Pro player Andy Bloch uses skills from his Harvard days to put online poker’s case
 
Pro poker player Andy Bloch used skills learned during his education at Harvard Law School to put forward the case for legalised online poker at an Internet freedom seminar in Las Vegas this week.
 
Andy was representing the Poker Players Alliance at the Netroots Nation 2010 event, and addressed the discriminatory nature of US gambling law in banning online poker. The PPA, which boasts over a million members across America, sponsored the seminar.
 
Netroots is a pivotal event for those committed to progress, freedom of the Internet and open public policy debate.
 
In a pre-seminar statement issued by the PPA, Bloch said: “Americans enjoy the game of poker no matter their political stripes, and can watch games on countless television channels.
 
“We need to make sure that both politicians and activists are aware of the ridiculous attempts to prohibit online poker.

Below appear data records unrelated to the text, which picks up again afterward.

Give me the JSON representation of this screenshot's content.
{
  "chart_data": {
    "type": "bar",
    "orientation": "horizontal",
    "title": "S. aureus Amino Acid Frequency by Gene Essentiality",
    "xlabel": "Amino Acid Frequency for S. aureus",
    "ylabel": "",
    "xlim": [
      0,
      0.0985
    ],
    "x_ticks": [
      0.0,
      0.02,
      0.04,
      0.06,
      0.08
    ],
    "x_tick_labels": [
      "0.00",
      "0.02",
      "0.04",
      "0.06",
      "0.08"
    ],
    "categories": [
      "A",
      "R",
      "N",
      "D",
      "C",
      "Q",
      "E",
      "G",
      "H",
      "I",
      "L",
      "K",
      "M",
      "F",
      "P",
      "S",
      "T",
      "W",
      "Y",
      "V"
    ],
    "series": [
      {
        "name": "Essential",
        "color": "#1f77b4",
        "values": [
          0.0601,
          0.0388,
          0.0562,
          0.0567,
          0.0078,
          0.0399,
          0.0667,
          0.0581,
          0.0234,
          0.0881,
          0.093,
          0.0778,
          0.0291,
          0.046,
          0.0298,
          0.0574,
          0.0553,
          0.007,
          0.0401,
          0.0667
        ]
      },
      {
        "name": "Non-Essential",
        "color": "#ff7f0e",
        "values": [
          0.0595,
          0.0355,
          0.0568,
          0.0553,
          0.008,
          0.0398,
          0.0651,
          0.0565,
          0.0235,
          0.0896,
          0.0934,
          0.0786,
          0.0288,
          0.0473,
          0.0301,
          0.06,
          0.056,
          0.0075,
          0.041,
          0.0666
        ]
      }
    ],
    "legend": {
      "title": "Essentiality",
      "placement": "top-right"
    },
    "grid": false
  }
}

They are forgoing billions in tax revenue when our budgets are most in need, rejecting the opportunity to properly regulate online poker, and ignoring their responsibility to protect children and other vulnerable members of our society.”
 
During the seminar Bloch detailed the discriminatory nature of US laws when it came to internet poker, and the current state of play in legislative terms, noting that gambling is legal in at least one form or another in 48 states, where governments raise significant revenues from gambling taxes.
 
Yet despite this, federal laws penalise online gambling through the UIGEA, a flawed financially oriented law passed in a late night session just before a Congressional recess, attached to the coat tails of a must-pass security bill, he said.
 
In his address, Bloch asked the rhetorical question why the public should be concerned at the Internet bans and their discriminatory nature when it came to internet gambling. He explained that the bans attacked the basic freedom of the internet, and their discriminatory nature sets an unfortunate precedent whereby lawmakers might arbitrarily pick some other popular internet activity to be given similar treatment, diluting further the liberty of the internet.